Here, we downloaded two datasets from the GEO database, constructed m6A-related ES, prognostic models using LASSO and multivariate COX regression analysis, and analyzed the prognosis of ES by differential expression analysis, 3D-principal component analysis, gene expression analysis, survival analysis, risk assessment of ES cases, ROC diagnostic curve, calibration curve analysis, and column line graph prediction analysis. The roles of m6A-related genes METTL14 and TYHDF2 in ES were analyzed using precise and sophisticated bioinformatics techniques, such as immune cell composition, immune cell correlation, immune cell-gene correlation, and drug sensitivity analyses. METTL14 and TYHDF2 serve as biomarkers of Ewing's sarcoma, and we can use the expression of these two genes in Ewing's sarcoma to predict the survival risk and prognosis of Ewing's sarcoma patients, providing new and useful information to guide clinical diagnosis and treatment. Finally, we tested our results using two different levels of laboratory methods. First, we first performed immunochemical specific staining of Ewing's sarcoma specimens derived from human tissue, and our analysis showed that both genes were expressed more in Ewing's sarcoma than in the control group, and the differences were statistically significant (P < 0.05). Secondly, we performed cell cultures of Ewing's sarcoma and control cells and the results of the qRT-PCR experiments performed showed that METTL14 expression was higher in both Ewing's sarcoma cell lines than in the control cell lines, with statistically significant differences (P < 0.05). All experimental results support the results of our bioinformatics analysis. We therefore have reason to believe that METTL14 and YTHDF2 can serve as prognostic biomarkers for Ewing's sarcoma associated with m6A.

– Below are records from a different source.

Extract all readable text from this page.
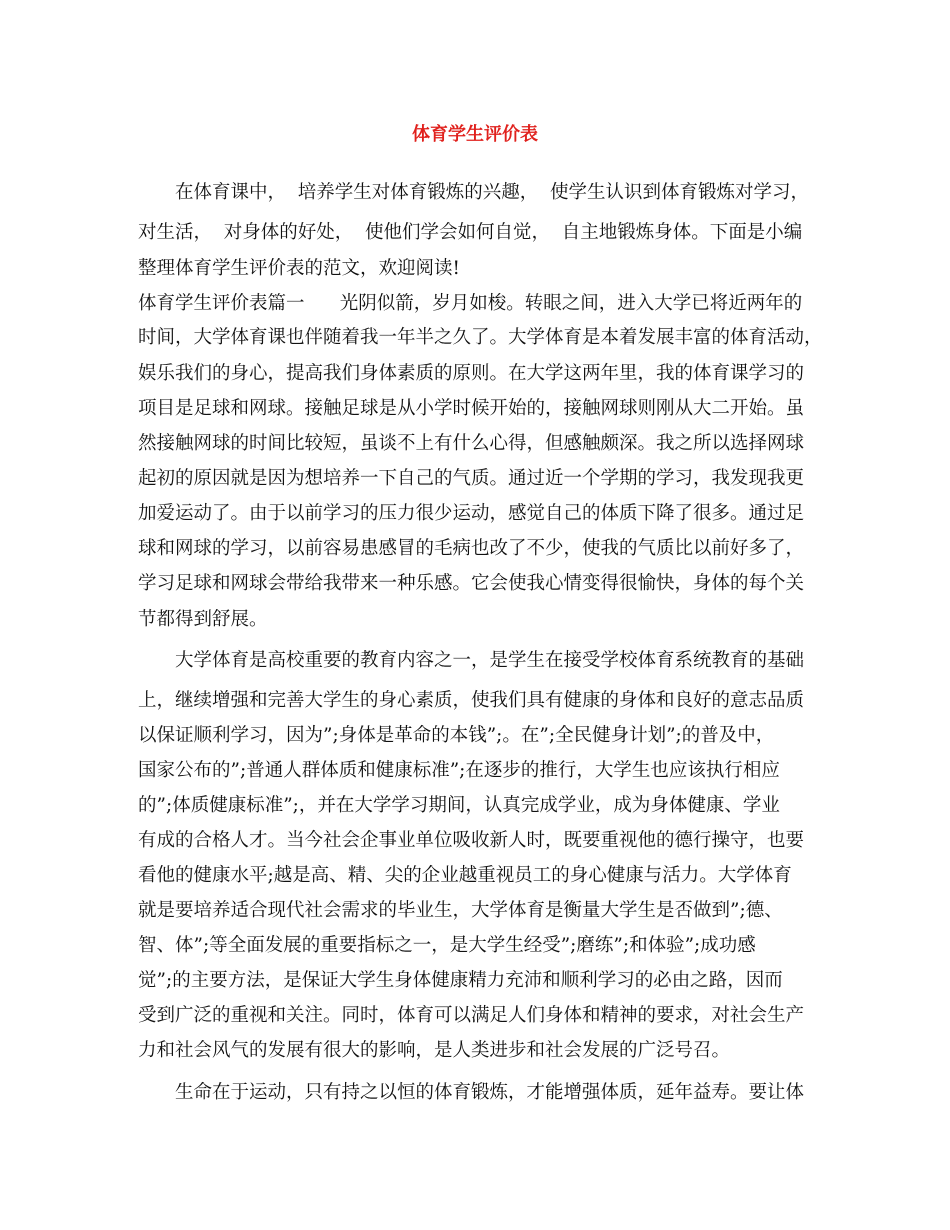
体育学生评价表
在体育课中，  培养学生对体育锻炼的兴趣，  使学生认识到体育锻炼对学习，
对生活，  对身体的好处，  使他们学会如何自觉，  自主地锻炼身体。下面是小编
整理体育学生评价表的范文，欢迎阅读!
体育学生评价表篇一      光阴似箭，岁月如梭。转眼之间，进入大学已将近两年的
时间，大学体育课也伴随着我一年半之久了。大学体育是本着发展丰富的体育活动，
娱乐我们的身心，提高我们身体素质的原则。在大学这两年里，我的体育课学习的
项目是足球和网球。接触足球是从小学时候开始的，接触网球则刚从大二开始。虽
然接触网球的时间比较短，虽谈不上有什么心得，但感触颇深。我之所以选择网球
起初的原因就是因为想培养一下自己的气质。通过近一个学期的学习，我发现我更
加爱运动了。由于以前学习的压力很少运动，感觉自己的体质下降了很多。通过足
球和网球的学习，以前容易患感冒的毛病也改了不少，使我的气质比以前好多了，
学习足球和网球会带给我带来一种乐感。它会使我心情变得很愉快，身体的每个关
节都得到舒展。
大学体育是高校重要的教育内容之一，是学生在接受学校体育系统教育的基础
上，继续增强和完善大学生的身心素质，使我们具有健康的身体和良好的意志品质
以保证顺利学习，因为”;身体是革命的本钱”;。在”;全民健身计划”;的普及中，
国家公布的”;普通人群体质和健康标准”;在逐步的推行，大学生也应该执行相应
的”;体质健康标准”;，并在大学学习期间，认真完成学业，成为身体健康、学业
有成的合格人才。当今社会企事业单位吸收新人时，既要重视他的德行操守，也要
看他的健康水平;越是高、精、尖的企业越重视员工的身心健康与活力。大学体育
就是要培养适合现代社会需求的毕业生，大学体育是衡量大学生是否做到”;德、
智、体”;等全面发展的重要指标之一，是大学生经受”;磨练”;和体验”;成功感
觉”;的主要方法，是保证大学生身体健康精力充沛和顺利学习的必由之路，因而
受到广泛的重视和关注。同时，体育可以满足人们身体和精神的要求，对社会生产
力和社会风气的发展有很大的影响，是人类进步和社会发展的广泛号召。
生命在于运动，只有持之以恒的体育锻炼，才能增强体质，延年益寿。要让体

Similar to others, our study also had certain limitations. First, the sample size was inadequate. We used a total of 147 samples for analysis and validation, which was insufficient. Second, we did not perform an adequate analysis of the specific tumor staging of ES.

Conclusion

A prognostic model constructed using the m6A-related genes METTL14 and TYHDF2, whose survival rates for cases in the high-risk group were much lower than those in the low-risk group, can be a potential prognostic biomarker for ES.